That night at home, you get an email from the department store. “Still thinking about those shoes?” it asks. “Buy them now!” And below is a form with your name, address and credit card information already filled out.

Proximity marketing — location-based direct marketing in which a business or other organization sends offers, promotions, alerts or other messages to a person's smartphone based on the device’s location — is annoying, creepy and downright invasive in this story. But it doesn’t have to be. When implemented ethically, proximity marketing can provide worthwhile benefits to marketers and consumers alike.

The pros for marketers are numerous. Most proximity marketing is delivered via beacons placed strategically throughout a store that use Bluetooth to communicate with smartphones in their range that have opted into the service. This allows retailers to reach potential customers in the moment, when they’re actually looking at products and considering a purchase. This beats traditional advertising, which connects to consumers before they’re in a store — while they’re sitting on the couch at home watching television, for instance — and relies on them to remember the message later.

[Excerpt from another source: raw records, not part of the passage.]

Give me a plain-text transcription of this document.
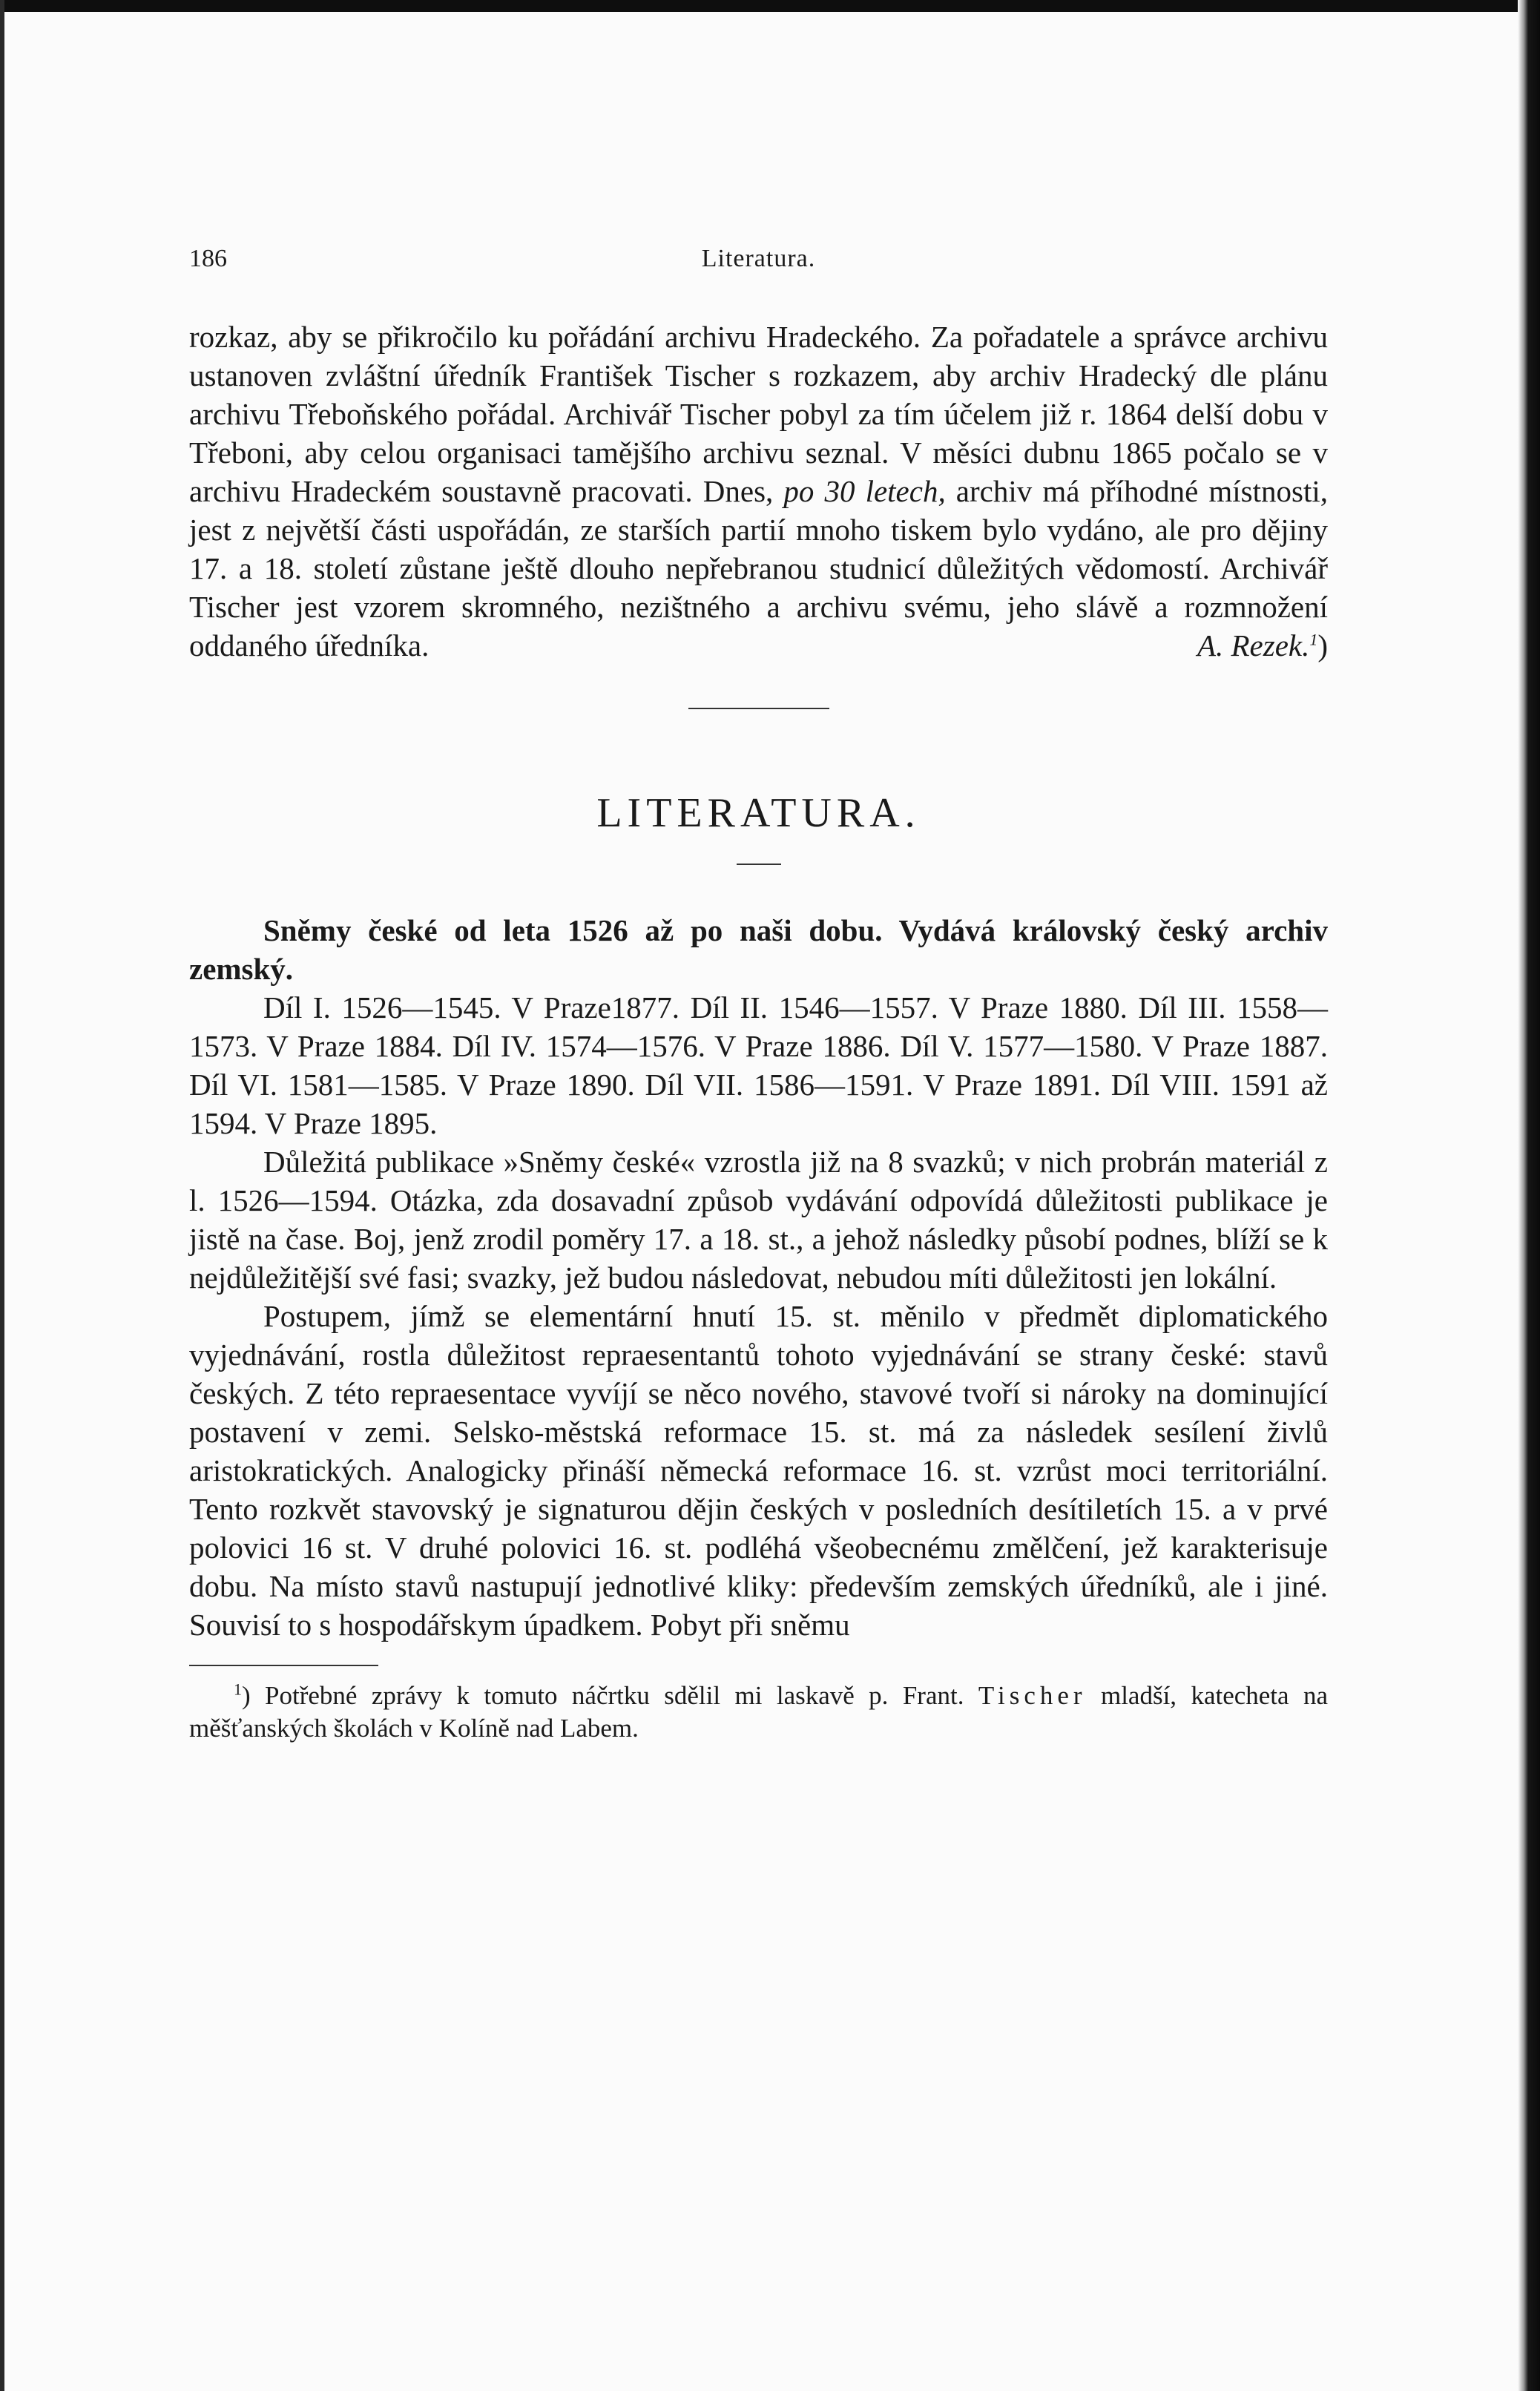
186	Literatura.

rozkaz, aby se přikročilo ku pořádání archivu Hradeckého. Za pořadatele a správce archivu ustanoven zvláštní úředník František Tischer s rozkazem, aby archiv Hradecký dle plánu archivu Třeboňského pořádal. Archivář Tischer pobyl za tím účelem již r. 1864 delší dobu v Třeboni, aby celou organisaci tamějšího archivu seznal. V měsíci dubnu 1865 počalo se v archivu Hradeckém soustavně pracovati. Dnes, po 30 letech, archiv má příhodné místnosti, jest z největší části uspořádán, ze starších partií mnoho tiskem bylo vydáno, ale pro dějiny 17. a 18. století zůstane ještě dlouho nepřebranou studnicí důležitých vědomostí. Archivář Tischer jest vzorem skromného, nezištného a archivu svému, jeho slávě a rozmnožení oddaného úředníka.	A. Rezek.$^1$)

LITERATURA.

Sněmy české od leta 1526 až po naši dobu. Vydává královský český archiv zemský.

Díl I. 1526—1545. V Praze1877. Díl II. 1546—1557. V Praze 1880. Díl III. 1558—1573. V Praze 1884. Díl IV. 1574—1576. V Praze 1886. Díl V. 1577—1580. V Praze 1887. Díl VI. 1581—1585. V Praze 1890. Díl VII. 1586—1591. V Praze 1891. Díl VIII. 1591 až 1594. V Praze 1895.

Důležitá publikace »Sněmy české« vzrostla již na 8 svazků; v nich probrán materiál z l. 1526—1594. Otázka, zda dosavadní způsob vydávání odpovídá důležitosti publikace je jistě na čase. Boj, jenž zrodil poměry 17. a 18. st., a jehož následky působí podnes, blíží se k nejdůležitější své fasi; svazky, jež budou následovat, nebudou míti důležitosti jen lokální.

Postupem, jímž se elementární hnutí 15. st. měnilo v předmět diplomatického vyjednávání, rostla důležitost repraesentantů tohoto vyjednávání se strany české: stavů českých. Z této repraesentace vyvíjí se něco nového, stavové tvoří si nároky na dominující postavení v zemi. Selsko-městská reformace 15. st. má za následek sesílení živlů aristokratických. Analogicky přináší německá reformace 16. st. vzrůst moci territoriální. Tento rozkvět stavovský je signaturou dějin českých v posledních desítiletích 15. a v prvé polovici 16 st. V druhé polovici 16. st. podléhá všeobecnému změlčení, jež karakterisuje dobu. Na místo stavů nastupují jednotlivé kliky: především zemských úředníků, ale i jiné. Souvisí to s hospodářskym úpadkem. Pobyt při sněmu

$^1$) Potřebné zprávy k tomuto náčrtku sdělil mi laskavě p. Frant. Tischer mladší, katecheta na měšťanských školách v Kolíně nad Labem.
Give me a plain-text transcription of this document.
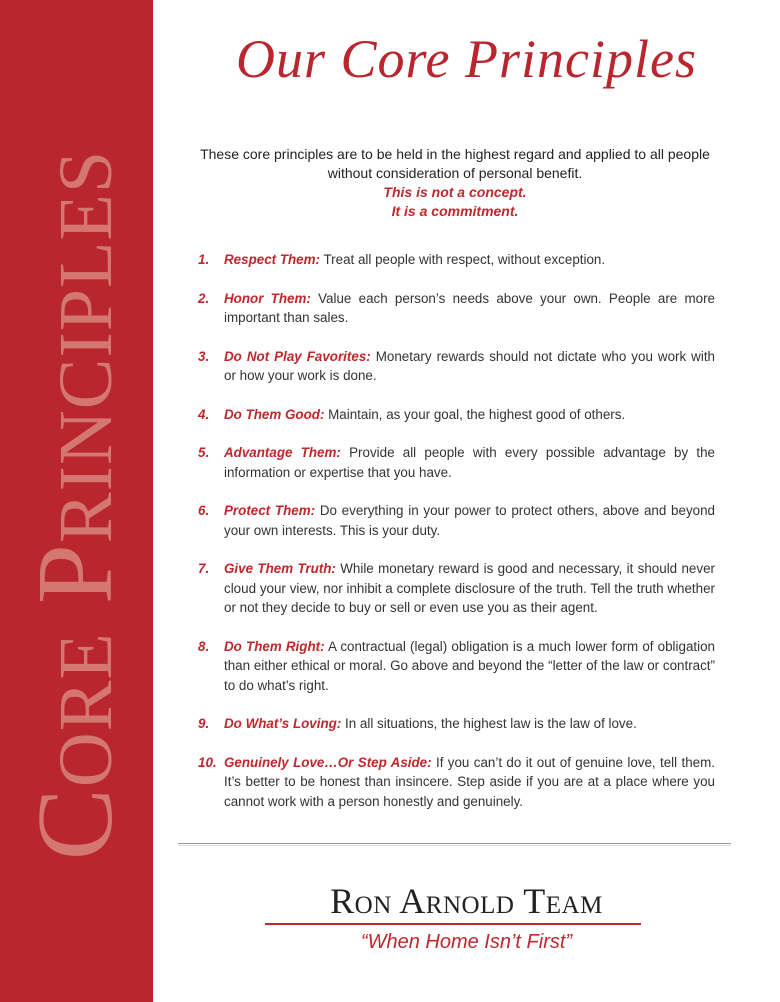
Core Principles
Our Core Principles
These core principles are to be held in the highest regard and applied to all people without consideration of personal benefit.
This is not a concept.
It is a commitment.
1. Respect Them: Treat all people with respect, without exception.
2. Honor Them: Value each person’s needs above your own. People are more important than sales.
3. Do Not Play Favorites: Monetary rewards should not dictate who you work with or how your work is done.
4. Do Them Good: Maintain, as your goal, the highest good of others.
5. Advantage Them: Provide all people with every possible advantage by the information or expertise that you have.
6. Protect Them: Do everything in your power to protect others, above and beyond your own interests. This is your duty.
7. Give Them Truth: While monetary reward is good and necessary, it should never cloud your view, nor inhibit a complete disclosure of the truth. Tell the truth whether or not they decide to buy or sell or even use you as their agent.
8. Do Them Right: A contractual (legal) obligation is a much lower form of obligation than either ethical or moral. Go above and beyond the “letter of the law or contract” to do what’s right.
9. Do What’s Loving: In all situations, the highest law is the law of love.
10. Genuinely Love…Or Step Aside: If you can’t do it out of genuine love, tell them. It’s better to be honest than insincere. Step aside if you are at a place where you cannot work with a person honestly and genuinely.
Ron Arnold Team
“When Home Isn’t First”
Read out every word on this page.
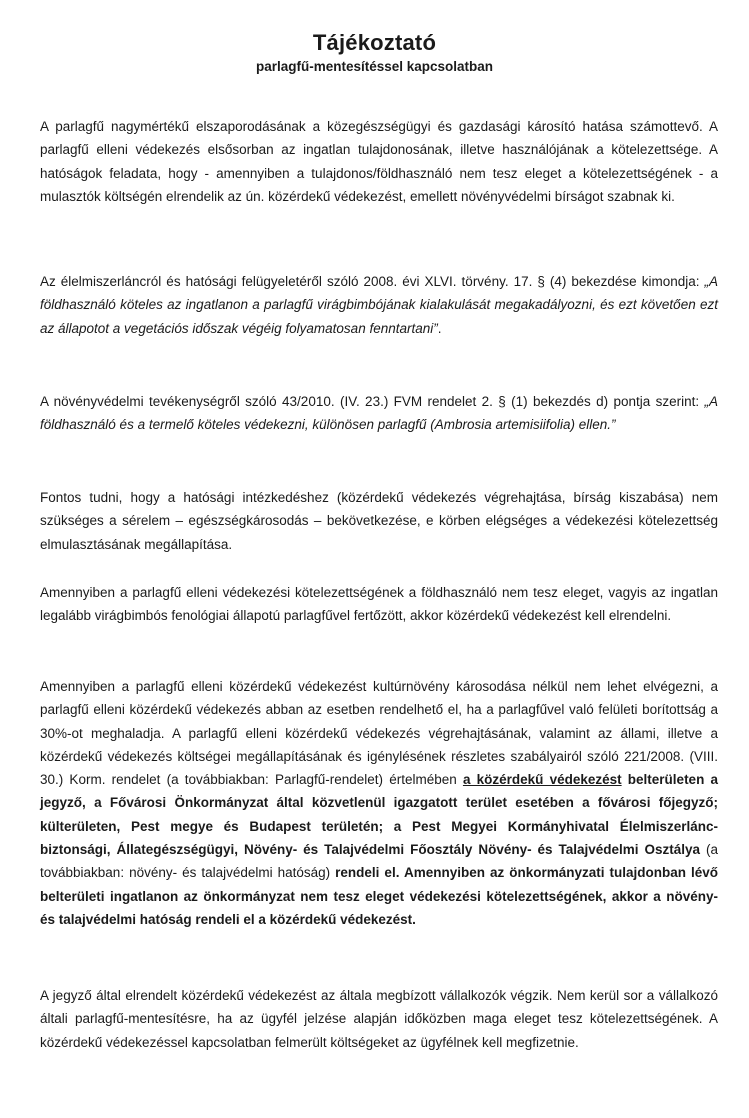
Tájékoztató
parlagfű-mentesítéssel kapcsolatban

A parlagfű nagymértékű elszaporodásának a közegészségügyi és gazdasági károsító hatása számottevő. A parlagfű elleni védekezés elsősorban az ingatlan tulajdonosának, illetve használójának a kötelezettsége. A hatóságok feladata, hogy - amennyiben a tulajdonos/földhasználó nem tesz eleget a kötelezettségének - a mulasztók költségén elrendelik az ún. közérdekű védekezést, emellett növényvédelmi bírságot szabnak ki.

Az élelmiszerláncról és hatósági felügyeletéről szóló 2008. évi XLVI. törvény. 17. § (4) bekezdése kimondja: „A földhasználó köteles az ingatlanon a parlagfű virágbimbójának kialakulását megakadályozni, és ezt követően ezt az állapotot a vegetációs időszak végéig folyamatosan fenntartani”.

A növényvédelmi tevékenységről szóló 43/2010. (IV. 23.) FVM rendelet 2. § (1) bekezdés d) pontja szerint: „A földhasználó és a termelő köteles védekezni, különösen parlagfű (Ambrosia artemisiifolia) ellen.”

Fontos tudni, hogy a hatósági intézkedéshez (közérdekű védekezés végrehajtása, bírság kiszabása) nem szükséges a sérelem – egészségkárosodás – bekövetkezése, e körben elégséges a védekezési kötelezettség elmulasztásának megállapítása.

Amennyiben a parlagfű elleni védekezési kötelezettségének a földhasználó nem tesz eleget, vagyis az ingatlan legalább virágbimbós fenológiai állapotú parlagfűvel fertőzött, akkor közérdekű védekezést kell elrendelni.

Amennyiben a parlagfű elleni közérdekű védekezést kultúrnövény károsodása nélkül nem lehet elvégezni, a parlagfű elleni közérdekű védekezés abban az esetben rendelhető el, ha a parlagfűvel való felületi borítottság a 30%-ot meghaladja. A parlagfű elleni közérdekű védekezés végrehajtásának, valamint az állami, illetve a közérdekű védekezés költségei megállapításának és igénylésének részletes szabályairól szóló 221/2008. (VIII. 30.) Korm. rendelet (a továbbiakban: Parlagfű-rendelet) értelmében a közérdekű védekezést belterületen a jegyző, a Fővárosi Önkormányzat által közvetlenül igazgatott terület esetében a fővárosi főjegyző; külterületen, Pest megye és Budapest területén; a Pest Megyei Kormányhivatal Élelmiszerlánc-biztonsági, Állategészségügyi, Növény- és Talajvédelmi Főosztály Növény- és Talajvédelmi Osztálya (a továbbiakban: növény- és talajvédelmi hatóság) rendeli el. Amennyiben az önkormányzati tulajdonban lévő belterületi ingatlanon az önkormányzat nem tesz eleget védekezési kötelezettségének, akkor a növény- és talajvédelmi hatóság rendeli el a közérdekű védekezést.

A jegyző által elrendelt közérdekű védekezést az általa megbízott vállalkozók végzik. Nem kerül sor a vállalkozó általi parlagfű-mentesítésre, ha az ügyfél jelzése alapján időközben maga eleget tesz kötelezettségének. A közérdekű védekezéssel kapcsolatban felmerült költségeket az ügyfélnek kell megfizetnie.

Location-based marketing also gives retailers the opportunity to enrich the in-store shopping experience. Doing so is critical as consumers turn away from brick-and-mortar stores in favor of more convenient e-commerce. By using proximity marketing technology, stores can catch up by providing some of the perks of online shopping in person, like easy access to discounts, saved shopping lists and personalized recommendations. Beacons can also help shoppers navigate a big store or connect them to in-store customer service representatives when they need help.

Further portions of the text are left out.